Wie dies erreicht wurde erklärte der Königsteiner Dr. Martin Kasper – ehrenamtlicher Vorstand und Stifter des dort ansässigen Kinderhilfswerks Childaid Network – dem Bundesminister für Entwicklung und wirtschaftliche Zusammenarbeit (BMZ) nun persönlich vor Ort in Gorschuk, einem Stadtteil von Guwahati (der Hauptstadt Assams) bei seinem Projektbesuch am 27. Februar – dem ersten Besuch eines deutschen Ministers in Assam.

„Durch das Projekt „Child Friendly Guwahati“ ist die Anzahl der Straßenkinder in der Millionenmetropole in den vergangenen zehn Jahren halbiert worden und die Kinderarbeit konnte fast vollständig ausgerottet werden,“ berichtete Dr. Kasper stolz. Das Projekt, bei dem auch viele Organisationen der lokalen Zivilgesellschaft mobilisiert werden konnten, wurde von Childaid Network initiiert und zusammen mit dem lokalen Partner Snehalaya seit 2013 umgesetzt.

Ausbildung statt Kinderarbeit

45 Nachbarschaftszentren wurden eingerichtet, in denen die Kinder aus den Slums betreut und umsorgt werden. Ziel der Initiative ist es, Kinder und Jugendliche aus ausbeuterischen Arbeitsverhältnissen zu befreien und in die Schule oder eine berufliche Qualifizierung und dann in ein gesundes und gutes Arbeitsverhältnis zu bringen. Dafür ist die Motivation der Eltern, ihren Kindern eine bessere Zukunft zu ermöglichen, entscheidend.

Neben der liebevollen Betreuung, einer täglichen warmen Mahlzeit und regelmäßigen, kostenlosen „Checkups“ der Gesundheit werden die Kinder dort über ihre Rechte aufgeklärt. Mit Hilfe von Brückenkursen werden sie auf den Eintritt in eine staatliche Schule vorbereitet.

Dr. Stephanie Henkel, Pressebeauftragte der Königsteiner Stiftung, bestätigt: „Mehr als 4.300 Kinder konnten auf diesem Weg in den letzten Jahren in eine reguläre staatliche Schule eingeschult werden und werden dort vom Team weiter begleitet und unterstützt, zum Beispiel durch nachmittäglichen Nachhilfeunterricht. Über 4.000 Jugendlichen wurde eine berufliche Qualifizierung ermöglicht. Die meisten von ihnen können nun mit ihrem Einkommen die Familien gut ernähren.“

Großes Lob des Ministers

Dies ist eine Initiative, wie sie sich Entwicklungsminister Dr. Gerd Müller nach eigenem Bekenntnis auch andernorts wünscht. Beim Besuch des Kinderrechtsprojekts von Childaid Network in Guwahati zeigte sich der Minister beeindruckt. „Ich beglückwünsche Sie zu Ihrem Erfolg bei der Bekämpfung von Kinderarbeit und wünsche mir, dass es mehr solche professionellen und wirksamen Initiativen gibt. Das BMZ arbeitet gerne mit Ihnen zusammen.“

Ansporn für weitere Initiative

Der Minister unterhielt sich mit den Kindern, den Eltern und den Sozialarbeitern im Projekt, um sich persönlich einen Eindruck zu verschaffen. Begleitet wurde er von seiner Frau und einigen ausgewählten Journalisten.

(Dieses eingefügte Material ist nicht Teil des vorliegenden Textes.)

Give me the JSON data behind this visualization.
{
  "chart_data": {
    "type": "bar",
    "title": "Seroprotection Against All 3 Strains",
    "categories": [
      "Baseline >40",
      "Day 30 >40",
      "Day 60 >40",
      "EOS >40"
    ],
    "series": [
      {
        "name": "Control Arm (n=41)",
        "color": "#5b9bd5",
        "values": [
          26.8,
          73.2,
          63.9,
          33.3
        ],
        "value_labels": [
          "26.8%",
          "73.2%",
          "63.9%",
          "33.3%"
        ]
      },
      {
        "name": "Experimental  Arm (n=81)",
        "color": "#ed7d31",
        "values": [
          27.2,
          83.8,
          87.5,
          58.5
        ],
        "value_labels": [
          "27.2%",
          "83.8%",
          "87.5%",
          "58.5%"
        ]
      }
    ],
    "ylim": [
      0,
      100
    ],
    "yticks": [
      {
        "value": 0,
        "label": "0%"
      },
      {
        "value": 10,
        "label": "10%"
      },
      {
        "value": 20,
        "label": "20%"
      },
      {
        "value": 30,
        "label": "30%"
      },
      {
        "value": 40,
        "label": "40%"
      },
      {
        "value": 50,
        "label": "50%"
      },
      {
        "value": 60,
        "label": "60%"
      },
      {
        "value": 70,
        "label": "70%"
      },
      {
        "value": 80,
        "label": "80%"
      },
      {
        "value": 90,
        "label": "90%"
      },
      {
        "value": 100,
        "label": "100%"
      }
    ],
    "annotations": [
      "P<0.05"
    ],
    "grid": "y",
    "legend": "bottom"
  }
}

„Dieser Besuch ist ein Ansporn für uns“, meint Dr. Martin Kasper. „Wir sind die größte Hilfsorganisation für eine Gegend mit 45 Millionen Einwohnern, von denen etwa die Hälfte zu den Ärmsten der Armen gehört. Doch die Region erscheint selten in den Medien.“ Seit 2007 setzt sich Childaid Network von Königstein aus für bessere Bildungschancen für bedürftige Kinder in Südasien ein. Schwerpunkt der Projektarbeit sind neben Nordostindien Nepal und Nordbangladesch.

Dabei ersetzen die Projekte nicht die staatliche Verpflichtung, den eigenen Kindern eine gute Grundbildung zu ermöglichen, sondern wirken katalytisch für Verbesserung der Strukturen und Mobilisierung der Kräfte in der Zivilgesellschaft vor Ort.

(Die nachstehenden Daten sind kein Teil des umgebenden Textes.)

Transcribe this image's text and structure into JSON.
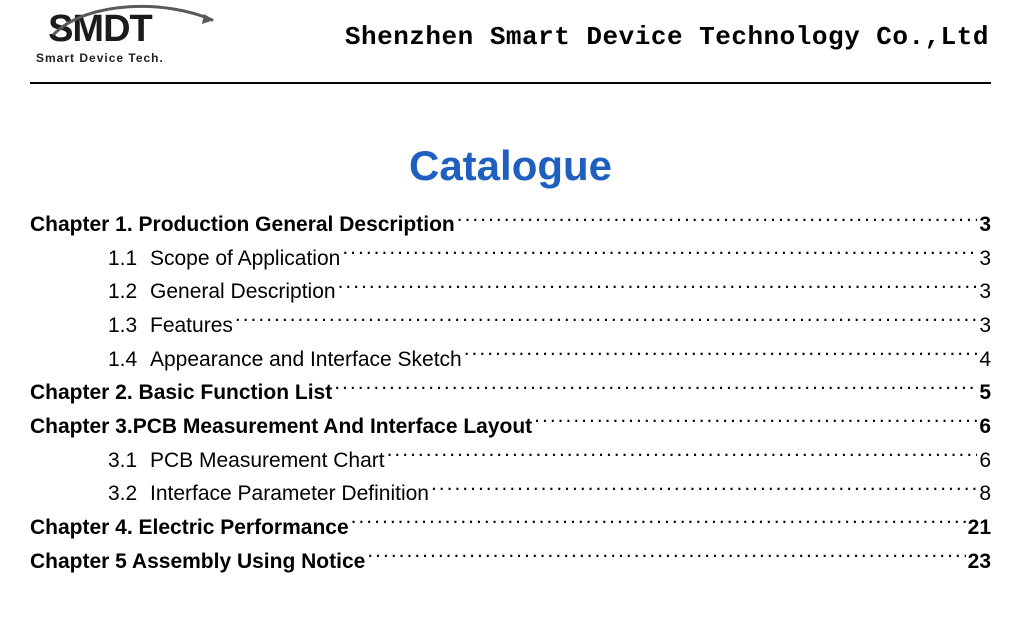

Seit Gründung konnte die Stiftung 180.000 Kindern und Jugendlichen einen Zugang zu guter Bildung ermöglichen. Aktuell werden mehr als 50.000 Kinder und Jugendliche in den Projekten in Zusammenarbeit mit 37 Partnern gefördert.

Große Pläne für 2020

Mit dem neuen Jahrzehnt tritt auch die Arbeit von Childaid Network in eine neue Phase ein. Die Projekte in Guwahati zeigen sichtbare Effekte. In Kooperation mit lokalen Partnern konnte die Zivilgesellschaft so gut mobilisiert werden, dass nachhaltige lokale Unterstützungsstrukturen entstanden sind, die die Problemsituation von mangelndem Schulbesuch und Kinderarbeit in der Millionenstadt massiv reduziert haben. Dort kann sich Childaid Network nun schrittweise zurückziehen.

Landflucht reduzieren

Doch durch Landflucht wandern ständig neue Familien mit Kindern ein, die Gefahr laufen, Opfer der ausbeuterischen Strukturen zu werden. Mit einem breiten Partnernetzwerk versucht Childaid Network deswegen nun, auch für die Kinder im ländlichen Bereich flächendeckend die Verwirklichung der Kinderrechte zu erreichen und damit den Migrationsdruck zu reduzieren.

Pilotprojekte waren erfolgreich, nun soll die Arbeit in die Breite getragen werden. Es geht um hunderte Dörfer in sieben Distrikten im westlichen Assam mit hunderttausenden Kindern. Tausende werden dort jährlich verschleppt. Zwei Drittel sind kleinwüchsig, weil mangelernährt. Zehntausende leben in Lagern und haben keinen Zugang zu Grundbildung. Jedes zweite Mädchen wird vor dem 15. Geburtstag verheiratet, Hunderttausende leben unter der Armutsgrenze.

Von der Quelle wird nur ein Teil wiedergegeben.